Crises climatiques, pandémies à répétition, insécurité alimentaire, écosystèmes détruits, et rien ne se passe, sinon à la marge… Pablo Servigne et Raphaël Stevens ont voulu aller à la racine des problèmes, en convoquant romanciers, essayistes, historiens et autres savants, et en démultipliant les approches, de l’artistique à la militante, en passant par les démarches scientifiques. Utile, certes, ce plein feu sur la collapsologie en particulier. Mais… Les risques sont désormais connus de tous, savez-vous, tangibles, présents, déjà, dans nos vies. Tous, nous savons que nous sommes entrés dans l’ère des catastrophes que nous ne pouvons plus éviter : elles sont là, bien là. A qui la faute ?, feignent de s’interroger nos auteurs. La réponse est pourtant connue depuis Marx, grand lecteur d’Epicure, qui, très tôt dans son œuvre pointa et le souci de la nature, et l’inconséquence capitaliste, fermement tournée vers la destruction de cette nature. Nature que Marx évoquait dans les termes d’un «grand corps non organique de l’homme», observant que «chaque consolidation capitaliste en agriculture se soldait non seulement par un perfectionnement dans l’art d’exploiter le travailleur, mais aussi dans celui de dépouiller le sol». «On peut accroître le rendement de la fertilité d’un sol pour un temps, ajoutait-il encore, mais c’est au  prix de la ruine de ses sources durables de fertilité».

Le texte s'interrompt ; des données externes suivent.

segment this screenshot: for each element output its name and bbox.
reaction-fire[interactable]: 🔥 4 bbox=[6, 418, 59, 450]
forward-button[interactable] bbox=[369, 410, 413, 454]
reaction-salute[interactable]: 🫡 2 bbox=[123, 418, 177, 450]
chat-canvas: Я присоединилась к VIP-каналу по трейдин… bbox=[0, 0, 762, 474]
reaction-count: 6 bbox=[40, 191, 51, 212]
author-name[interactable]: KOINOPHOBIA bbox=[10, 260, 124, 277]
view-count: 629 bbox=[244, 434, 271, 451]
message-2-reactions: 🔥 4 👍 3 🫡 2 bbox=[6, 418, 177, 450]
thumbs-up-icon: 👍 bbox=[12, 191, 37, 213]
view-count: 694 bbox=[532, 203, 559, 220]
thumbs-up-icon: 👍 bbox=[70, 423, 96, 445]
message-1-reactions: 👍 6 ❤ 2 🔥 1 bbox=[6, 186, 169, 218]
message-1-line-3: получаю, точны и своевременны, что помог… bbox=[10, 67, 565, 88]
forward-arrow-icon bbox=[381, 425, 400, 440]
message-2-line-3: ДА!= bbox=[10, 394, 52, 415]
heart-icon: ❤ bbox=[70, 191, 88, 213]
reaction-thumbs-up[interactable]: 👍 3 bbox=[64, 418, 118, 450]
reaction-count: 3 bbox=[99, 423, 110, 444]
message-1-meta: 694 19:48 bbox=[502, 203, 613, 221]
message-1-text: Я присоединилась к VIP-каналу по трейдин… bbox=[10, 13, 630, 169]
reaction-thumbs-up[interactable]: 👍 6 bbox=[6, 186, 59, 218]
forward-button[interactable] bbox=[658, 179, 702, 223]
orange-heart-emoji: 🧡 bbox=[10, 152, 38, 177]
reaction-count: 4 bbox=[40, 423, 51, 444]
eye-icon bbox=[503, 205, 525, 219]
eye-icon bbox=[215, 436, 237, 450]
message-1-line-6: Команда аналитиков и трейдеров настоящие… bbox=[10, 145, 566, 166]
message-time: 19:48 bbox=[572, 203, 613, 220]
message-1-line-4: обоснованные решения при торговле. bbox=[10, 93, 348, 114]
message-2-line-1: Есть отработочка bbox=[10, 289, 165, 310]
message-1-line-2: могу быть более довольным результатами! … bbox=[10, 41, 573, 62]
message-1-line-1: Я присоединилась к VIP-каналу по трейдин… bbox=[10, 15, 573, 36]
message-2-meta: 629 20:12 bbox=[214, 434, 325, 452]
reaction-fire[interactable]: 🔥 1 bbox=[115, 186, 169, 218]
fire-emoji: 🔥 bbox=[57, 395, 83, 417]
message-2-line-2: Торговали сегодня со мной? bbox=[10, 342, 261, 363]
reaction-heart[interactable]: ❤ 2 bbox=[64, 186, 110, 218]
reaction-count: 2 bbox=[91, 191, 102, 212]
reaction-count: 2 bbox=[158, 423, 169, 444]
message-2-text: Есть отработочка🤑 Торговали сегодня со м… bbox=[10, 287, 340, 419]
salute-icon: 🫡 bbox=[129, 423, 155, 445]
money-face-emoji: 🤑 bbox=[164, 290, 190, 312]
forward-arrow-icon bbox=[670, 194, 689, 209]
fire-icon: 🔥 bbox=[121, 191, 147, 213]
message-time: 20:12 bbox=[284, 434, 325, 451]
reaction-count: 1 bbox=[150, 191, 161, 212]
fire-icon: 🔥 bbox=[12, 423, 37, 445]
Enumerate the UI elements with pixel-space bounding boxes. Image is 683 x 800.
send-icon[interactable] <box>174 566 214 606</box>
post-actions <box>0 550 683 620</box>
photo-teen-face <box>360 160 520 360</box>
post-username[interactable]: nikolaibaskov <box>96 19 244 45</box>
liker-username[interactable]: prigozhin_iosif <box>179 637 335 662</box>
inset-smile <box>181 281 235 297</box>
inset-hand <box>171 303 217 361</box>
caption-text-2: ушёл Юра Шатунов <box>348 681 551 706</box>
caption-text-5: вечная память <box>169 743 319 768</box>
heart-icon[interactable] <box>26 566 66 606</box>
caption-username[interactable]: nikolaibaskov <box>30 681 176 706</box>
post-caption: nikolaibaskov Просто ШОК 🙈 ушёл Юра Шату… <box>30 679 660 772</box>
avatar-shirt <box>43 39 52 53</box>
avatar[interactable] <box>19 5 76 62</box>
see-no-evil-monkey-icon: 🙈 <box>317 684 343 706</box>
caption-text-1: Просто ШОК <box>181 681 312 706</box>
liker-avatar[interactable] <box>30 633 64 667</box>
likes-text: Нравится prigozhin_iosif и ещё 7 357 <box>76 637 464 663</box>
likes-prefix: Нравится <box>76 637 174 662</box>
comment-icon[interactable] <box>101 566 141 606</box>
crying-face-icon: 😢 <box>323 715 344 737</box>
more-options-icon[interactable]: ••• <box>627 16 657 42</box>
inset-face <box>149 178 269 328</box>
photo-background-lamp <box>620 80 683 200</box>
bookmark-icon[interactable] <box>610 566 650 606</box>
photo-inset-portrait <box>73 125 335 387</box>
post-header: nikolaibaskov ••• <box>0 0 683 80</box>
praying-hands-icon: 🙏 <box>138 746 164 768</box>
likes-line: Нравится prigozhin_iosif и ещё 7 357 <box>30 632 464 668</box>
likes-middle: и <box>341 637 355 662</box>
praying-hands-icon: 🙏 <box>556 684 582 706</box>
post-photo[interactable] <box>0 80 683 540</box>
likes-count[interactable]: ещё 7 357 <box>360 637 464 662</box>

Alors certes, il est bon d’en reprendre l’analyse, de la peaufiner tout autant que de l’élargir, à la voix romanesque par exemple. Certes, il est bon de rappeler le consensus de Washington qui vit s’épanouir la dimension la plus ravageuse du capitalisme : le néolibéralisme. Mais pour en faire quoi ? Pour donner une fois de plus corps aux réponses d’invités «autorisés» ? «Célèbres» ? De Damasio à Nancy Huston, romanciers et savants sont convoqués. Est-ce vraiment la bonne démarche ? Depuis le Club de Rome, c’est en tout cas celle des intellectuels, qui ont confisqué toute parole sur ce sujet, pour continuer de tourner en rond. Certes, cette convocation des discours autorisés a pu, dans le passé, montrer quelque utilité : il s’agissait d’agiter les consciences. Mais aujourd’hui, encore une fois, cette conscience est là, majoritaire. Nous avons donc besoin d’autre chose que cette verticalité obligeante des élites. Un modèle que certains au demeurant, dans ce même ouvrage, dénoncent non sans en abuser eux-mêmes… Nous n’avons plus besoin de ce genre d’ouvrages paternalistes, nous n’avons plus besoin de ces vérités qui tombent d’en-haut, pour «conscientiser» le bon peuple abruti : nous n’en sommes plus là. Passons donc à autre chose : une enquête par exemple, immense, généralisée, de celle de La Misère du monde initiée en son temps par Bourdieu, capable de prendre à bras le corps les problèmes sociaux dans l’expression des voix opprimées. Pas ce travail éditorial paresseux, qui ne rime plus à rien ni n’avance à rien. Nous sommes tous «autorisés» à prendre part à la révolte qui devra se faire jour pour sortir de ce pétrin dans lequel les «élites» ont tenté de nous engourdir... Nous sommes tous l’autorité intellectuelle qui surplombe l’objet paresseux de votre étude lacunaire. Nous sommes le nombre et la justice, rien moins, les seules voix autorisées en fin de compte.

 

Aux origines de la catastrophe (écologique) – Pourquoi en sommes-nous arrivés là ?, sous la direction de Pablo Servigne et Raphaël Stevens, édition LLL – Imagine, novembre 2020, 17 euros, ean : 9781020908346.